# net.wlan0 getting backgrounded on boot

## durty_nacho

Is there a way to have network dependent services like CIFS to not only wait on network adapters to start, but also to be connected and functional? After removing net.eth0 from startup (which was causing long delays due to dhcpcd), the wireless NIC now starts and doesn't connect in time before the rest of the system is booted, causing CIFS failures. After I login things are good but I have to mount network shares manually. This is fine, but I'd like to figure out how to make it all work at boot.

----------

## VinzC

What would you call "long delays"?

----------

## durty_nacho

It is the usual delay from eth0 trying to pull a dhcp address; I have to wait for it to timeout before the system will continue to boot. I configured ifplugd and took net.eth0 out of the default run level and it no longer starts at boot. 

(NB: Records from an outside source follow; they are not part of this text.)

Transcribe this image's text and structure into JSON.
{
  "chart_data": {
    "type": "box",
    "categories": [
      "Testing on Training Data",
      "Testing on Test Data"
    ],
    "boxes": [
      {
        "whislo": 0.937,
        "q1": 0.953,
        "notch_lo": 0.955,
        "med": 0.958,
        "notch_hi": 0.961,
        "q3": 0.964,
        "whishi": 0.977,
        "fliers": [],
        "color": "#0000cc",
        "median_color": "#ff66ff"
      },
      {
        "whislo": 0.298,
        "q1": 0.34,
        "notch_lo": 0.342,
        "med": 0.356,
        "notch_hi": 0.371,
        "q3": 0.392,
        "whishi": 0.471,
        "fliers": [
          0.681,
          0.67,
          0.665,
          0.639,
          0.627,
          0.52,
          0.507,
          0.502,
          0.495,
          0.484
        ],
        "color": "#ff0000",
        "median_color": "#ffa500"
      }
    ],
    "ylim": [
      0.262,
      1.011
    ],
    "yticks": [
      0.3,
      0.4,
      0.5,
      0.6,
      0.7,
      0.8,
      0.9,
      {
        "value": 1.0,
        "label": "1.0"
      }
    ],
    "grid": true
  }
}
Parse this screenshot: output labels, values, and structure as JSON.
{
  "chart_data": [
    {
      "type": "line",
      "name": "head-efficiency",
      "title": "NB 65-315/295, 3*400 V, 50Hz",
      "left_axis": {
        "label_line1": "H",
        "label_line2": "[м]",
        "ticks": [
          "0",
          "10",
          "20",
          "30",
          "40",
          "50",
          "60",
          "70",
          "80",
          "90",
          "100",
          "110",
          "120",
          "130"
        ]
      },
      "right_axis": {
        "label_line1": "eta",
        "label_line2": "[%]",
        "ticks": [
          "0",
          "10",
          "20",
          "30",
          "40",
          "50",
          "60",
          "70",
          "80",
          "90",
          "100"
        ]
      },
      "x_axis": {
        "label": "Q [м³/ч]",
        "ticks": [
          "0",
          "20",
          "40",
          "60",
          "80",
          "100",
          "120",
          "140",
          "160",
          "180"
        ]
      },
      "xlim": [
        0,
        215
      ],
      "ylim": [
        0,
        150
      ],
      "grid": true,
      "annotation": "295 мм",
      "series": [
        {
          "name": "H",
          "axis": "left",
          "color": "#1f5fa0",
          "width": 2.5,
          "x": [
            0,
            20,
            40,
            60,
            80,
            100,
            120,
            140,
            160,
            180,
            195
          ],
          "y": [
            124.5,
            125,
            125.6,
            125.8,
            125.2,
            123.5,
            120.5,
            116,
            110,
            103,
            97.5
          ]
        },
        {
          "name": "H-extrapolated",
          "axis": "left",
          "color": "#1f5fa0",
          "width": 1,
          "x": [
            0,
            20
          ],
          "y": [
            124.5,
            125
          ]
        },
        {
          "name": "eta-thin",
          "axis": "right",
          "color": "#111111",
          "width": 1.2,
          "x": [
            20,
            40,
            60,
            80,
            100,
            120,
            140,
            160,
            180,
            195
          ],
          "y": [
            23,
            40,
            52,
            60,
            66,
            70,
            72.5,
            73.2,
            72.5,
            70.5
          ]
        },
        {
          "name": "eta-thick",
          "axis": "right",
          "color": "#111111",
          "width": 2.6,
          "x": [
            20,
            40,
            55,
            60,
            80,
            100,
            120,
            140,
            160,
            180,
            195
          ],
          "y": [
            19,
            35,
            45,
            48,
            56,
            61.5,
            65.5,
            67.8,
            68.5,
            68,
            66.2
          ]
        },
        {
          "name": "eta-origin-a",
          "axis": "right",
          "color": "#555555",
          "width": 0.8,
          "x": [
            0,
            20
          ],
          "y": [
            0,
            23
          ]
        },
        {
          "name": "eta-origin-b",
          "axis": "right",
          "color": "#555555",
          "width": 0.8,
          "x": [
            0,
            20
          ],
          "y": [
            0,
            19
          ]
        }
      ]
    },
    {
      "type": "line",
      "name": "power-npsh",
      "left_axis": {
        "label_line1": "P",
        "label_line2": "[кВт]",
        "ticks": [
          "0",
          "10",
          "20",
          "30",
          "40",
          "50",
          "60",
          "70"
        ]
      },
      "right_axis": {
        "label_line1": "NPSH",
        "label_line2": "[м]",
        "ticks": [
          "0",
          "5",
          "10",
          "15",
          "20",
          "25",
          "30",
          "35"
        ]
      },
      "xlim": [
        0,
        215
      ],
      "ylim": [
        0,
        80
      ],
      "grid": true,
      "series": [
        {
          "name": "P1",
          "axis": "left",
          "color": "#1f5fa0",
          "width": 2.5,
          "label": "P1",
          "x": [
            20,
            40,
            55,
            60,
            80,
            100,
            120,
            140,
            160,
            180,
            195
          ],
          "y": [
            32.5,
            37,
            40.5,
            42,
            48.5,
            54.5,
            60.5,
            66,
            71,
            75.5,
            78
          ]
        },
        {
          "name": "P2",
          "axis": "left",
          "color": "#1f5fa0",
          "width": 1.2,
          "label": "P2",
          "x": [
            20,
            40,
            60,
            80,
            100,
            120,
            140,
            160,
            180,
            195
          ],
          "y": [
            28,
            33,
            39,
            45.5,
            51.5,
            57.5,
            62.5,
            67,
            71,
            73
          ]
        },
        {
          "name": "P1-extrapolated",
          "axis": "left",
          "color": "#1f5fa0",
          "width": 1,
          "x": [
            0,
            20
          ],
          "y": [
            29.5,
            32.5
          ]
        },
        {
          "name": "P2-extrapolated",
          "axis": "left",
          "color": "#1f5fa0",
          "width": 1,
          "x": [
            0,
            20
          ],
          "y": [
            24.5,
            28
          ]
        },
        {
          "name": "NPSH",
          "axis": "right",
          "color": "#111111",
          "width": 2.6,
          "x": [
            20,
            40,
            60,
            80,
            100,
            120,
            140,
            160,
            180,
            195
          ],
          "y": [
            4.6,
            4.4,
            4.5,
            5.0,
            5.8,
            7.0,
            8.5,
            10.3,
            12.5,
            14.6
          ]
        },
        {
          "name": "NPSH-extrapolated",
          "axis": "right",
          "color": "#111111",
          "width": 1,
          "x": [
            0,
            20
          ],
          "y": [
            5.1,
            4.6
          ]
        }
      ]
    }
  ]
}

The problem I think is that now, for some reason, when wlan0 starts it doesn't connect in time. This causes CIFS to attempt to mount a network share that I have configured in fstab and it fails because the network isn't ready. I am not sure why having eth0 out of the run level is causing this. At first I thought that while eth0 was trying to pull a dhcp address, wlan0 was in the background connecting, but it couldn't be as it was starting after eth0. When eth0 was in the default run level, after it timed out wlan0 would start and connect right away.

----------

## VinzC

The biggest question is why does eth0 time out and so wlan0. Did you notice anything special about that? or is it happening because the computer is away from any network?

----------

## durty_nacho

Yeah, I failed to mention that this is my laptop and the Ethernet adapter is not connected most of the time. So when it comes up it tries to pull a dhcp address and times out. I read somewhere that dhcpcd is supposed to be smart enough to realize its not connected, but it doesn't seem to notice.

----------

## durty_nacho

It turns out that wlan0 is getting backgrounded at boot. How can I prevent this?

----------

## Logicien

The --timeout 0 or -t 0 option make dhcpcd wait forever for a lease. Logically, at the same time it suppose to prevent dhcpcd to go in background.

----------

## VinzC

I would run CIFS mount commands in local.start for that's the best place I know of that gives me enough freedom for checking if the network is actually accessible or not. The reason is if dhcpcd times out it'll use APIPA — unless you tell it not to with dhcpcd option -L, of course; I don't remember the option name in Gentoo's network scripts for I completely rewrote the network handling scripts.

----------